BY ALEX P. VIDAL
NEWPORT BEACH, California — Whether it is a doctor or albularyo (quack doctor) toting the scissors, Filipino boys consider it as birthright or duty to undergo circumcision at early age as part of tradition that started way back in the pre-Spanish colonization.
In fact, male circumcision, the surgical removal of some or all of the foreskin (prepuce) from the penis, is the source of pride for most Filipino boys entering adolescence. The ritual is more of a badge of glory than implied passport to the men’s club.
Far cry from the standpoint of some residents of San Francisco, California who will vote in an election in November whether to ban circumcision.
California’s Department of Elections certified just over 7,700 signatures gathered by proponents of the ban who aim to outlaw the practice of circumcising males 18 years or younger even despite religious or cultural traditions.

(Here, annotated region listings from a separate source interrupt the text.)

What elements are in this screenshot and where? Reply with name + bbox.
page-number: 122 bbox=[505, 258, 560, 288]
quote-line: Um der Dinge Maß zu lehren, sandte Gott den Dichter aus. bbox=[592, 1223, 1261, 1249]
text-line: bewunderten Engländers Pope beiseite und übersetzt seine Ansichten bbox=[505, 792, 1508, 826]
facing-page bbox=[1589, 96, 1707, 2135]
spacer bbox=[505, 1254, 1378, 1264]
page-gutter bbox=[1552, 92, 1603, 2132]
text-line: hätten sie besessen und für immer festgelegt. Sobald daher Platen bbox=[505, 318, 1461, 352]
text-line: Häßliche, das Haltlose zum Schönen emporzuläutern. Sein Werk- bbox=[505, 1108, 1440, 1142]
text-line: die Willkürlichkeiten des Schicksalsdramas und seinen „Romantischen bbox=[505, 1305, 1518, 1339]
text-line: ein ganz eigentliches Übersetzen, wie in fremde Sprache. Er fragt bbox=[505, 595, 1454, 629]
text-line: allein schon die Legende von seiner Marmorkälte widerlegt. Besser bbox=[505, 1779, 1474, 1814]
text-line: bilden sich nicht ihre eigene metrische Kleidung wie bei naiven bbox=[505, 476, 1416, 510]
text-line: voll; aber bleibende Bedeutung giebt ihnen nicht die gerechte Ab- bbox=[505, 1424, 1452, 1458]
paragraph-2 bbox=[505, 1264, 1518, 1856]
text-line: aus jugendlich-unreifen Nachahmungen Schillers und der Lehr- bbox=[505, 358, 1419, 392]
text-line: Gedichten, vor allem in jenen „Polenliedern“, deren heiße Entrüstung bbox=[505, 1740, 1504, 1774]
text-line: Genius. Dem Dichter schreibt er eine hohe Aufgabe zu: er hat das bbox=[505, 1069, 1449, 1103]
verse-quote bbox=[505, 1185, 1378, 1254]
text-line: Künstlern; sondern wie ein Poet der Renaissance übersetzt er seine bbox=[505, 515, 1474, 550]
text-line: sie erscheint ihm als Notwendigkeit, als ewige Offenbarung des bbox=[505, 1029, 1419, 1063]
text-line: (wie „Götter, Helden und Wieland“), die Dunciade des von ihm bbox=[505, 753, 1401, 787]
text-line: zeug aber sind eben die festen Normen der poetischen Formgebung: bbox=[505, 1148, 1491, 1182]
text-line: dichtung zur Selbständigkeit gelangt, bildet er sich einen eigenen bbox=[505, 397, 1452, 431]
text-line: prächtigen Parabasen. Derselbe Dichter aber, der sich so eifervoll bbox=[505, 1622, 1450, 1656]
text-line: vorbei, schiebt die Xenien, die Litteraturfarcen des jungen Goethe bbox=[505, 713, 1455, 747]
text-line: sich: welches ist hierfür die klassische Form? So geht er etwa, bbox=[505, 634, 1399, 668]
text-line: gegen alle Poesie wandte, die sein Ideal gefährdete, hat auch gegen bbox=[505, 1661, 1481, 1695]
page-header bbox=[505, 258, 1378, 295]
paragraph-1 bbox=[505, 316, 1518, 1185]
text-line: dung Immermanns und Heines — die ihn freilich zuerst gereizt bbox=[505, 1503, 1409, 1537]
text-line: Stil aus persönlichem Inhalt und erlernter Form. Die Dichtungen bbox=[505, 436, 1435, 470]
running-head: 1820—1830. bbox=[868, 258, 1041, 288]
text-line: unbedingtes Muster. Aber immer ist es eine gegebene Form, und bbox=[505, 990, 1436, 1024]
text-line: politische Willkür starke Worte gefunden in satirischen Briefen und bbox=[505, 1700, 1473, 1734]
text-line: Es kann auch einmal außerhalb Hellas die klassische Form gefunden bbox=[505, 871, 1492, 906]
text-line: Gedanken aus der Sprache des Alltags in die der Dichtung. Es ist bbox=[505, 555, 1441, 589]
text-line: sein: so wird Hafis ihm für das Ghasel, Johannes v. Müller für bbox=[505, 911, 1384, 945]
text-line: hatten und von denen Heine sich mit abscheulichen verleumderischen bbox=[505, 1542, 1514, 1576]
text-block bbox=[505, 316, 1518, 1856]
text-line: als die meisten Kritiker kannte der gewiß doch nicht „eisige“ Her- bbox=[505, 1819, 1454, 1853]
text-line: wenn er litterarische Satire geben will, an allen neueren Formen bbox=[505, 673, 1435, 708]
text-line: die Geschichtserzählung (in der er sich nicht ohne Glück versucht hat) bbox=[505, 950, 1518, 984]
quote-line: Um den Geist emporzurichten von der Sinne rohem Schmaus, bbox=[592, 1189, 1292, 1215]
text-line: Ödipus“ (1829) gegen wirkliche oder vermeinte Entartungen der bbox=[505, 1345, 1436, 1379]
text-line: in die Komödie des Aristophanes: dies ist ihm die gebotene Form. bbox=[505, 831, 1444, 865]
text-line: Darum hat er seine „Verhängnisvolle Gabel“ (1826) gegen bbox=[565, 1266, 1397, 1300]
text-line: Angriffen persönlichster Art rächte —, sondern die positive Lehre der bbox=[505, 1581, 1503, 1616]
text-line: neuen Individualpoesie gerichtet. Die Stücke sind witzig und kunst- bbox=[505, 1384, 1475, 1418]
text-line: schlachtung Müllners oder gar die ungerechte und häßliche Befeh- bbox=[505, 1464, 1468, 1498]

Anyone, including medical practitioners, could face a $1,000 fine and one year in jail if they violate the ban in accordance with the proposal.
If the referendum was applied in the Philippines, Filipinos would mock and scoff at the idea and would never take it seriously; they would view it as invasion of the provinces of religion and culture.
The word “circumcision” or “tuli” in Tagalog comes from Latin circum (meaning “around”) and caedere (meaning “to cut”). Uncircumcised boys passed puberty age usually face taunts and ridicule from playmates who call them as “putyong” in Hiligaynon, “pisot” in Cebuano, or “supot” in Tagalog.
To be branded with such unsavory tag is totally unacceptable for most Filipino boys thus circumcision has been considered a requisite like high school diploma.
Supporters of the ban, meanwhile, argued that the practice of circumcision would “protect all infants and children in San Francisco from the pain and harm caused by forced genital cutting,” according to campaign literature posted on their web site.
Former Senator Juan Flavier was a staunch advocate of circumcision for health reason. He subscribed to the World Health Organization (WHO; 2007), the Joint United Nations Programme on HIV/AIDS (UNAIDS; 2007), and the Centers for Disease Control and Prevention (CDC; 2008) which stated that “there were evidence indicating that male circumcision significantly reduces the risk of HIV acquisition by men during penile-vaginal sex, but also state that circumcision only provides partial protection and should be considered only in conjunction with other proven prevention measures.”
Early depictions of circumcision are found in cave paintings and Ancient Egyptian tombs, though some pictures are open to interpretation. Religious male circumcision is considered a commandment from God in Judaism.
In Islam, though not discussed in the Qur’an, male circumcision is widely practised and most often considered to be a sunnah. It is also customary in some Christian churches in Africa, including some Orient Orthodox Churches.
According to the World Health Organization (WHO), global estimates suggest that 30% of males are circumcised, of whom 68% are Muslim.The prevalence of circumcision varies mostly with religious affiliation, and sometimes culture.
Most circumcisions are performed during adolescence for cultural or religious reasons; in some countries they are more commonly performed during infancy.
In some cultures, males must be circumcised shortly after birth, during childhood, or around puberty as part of a rite of passage. Circumcision is commonly practised in the Jewish and Islamic faiths.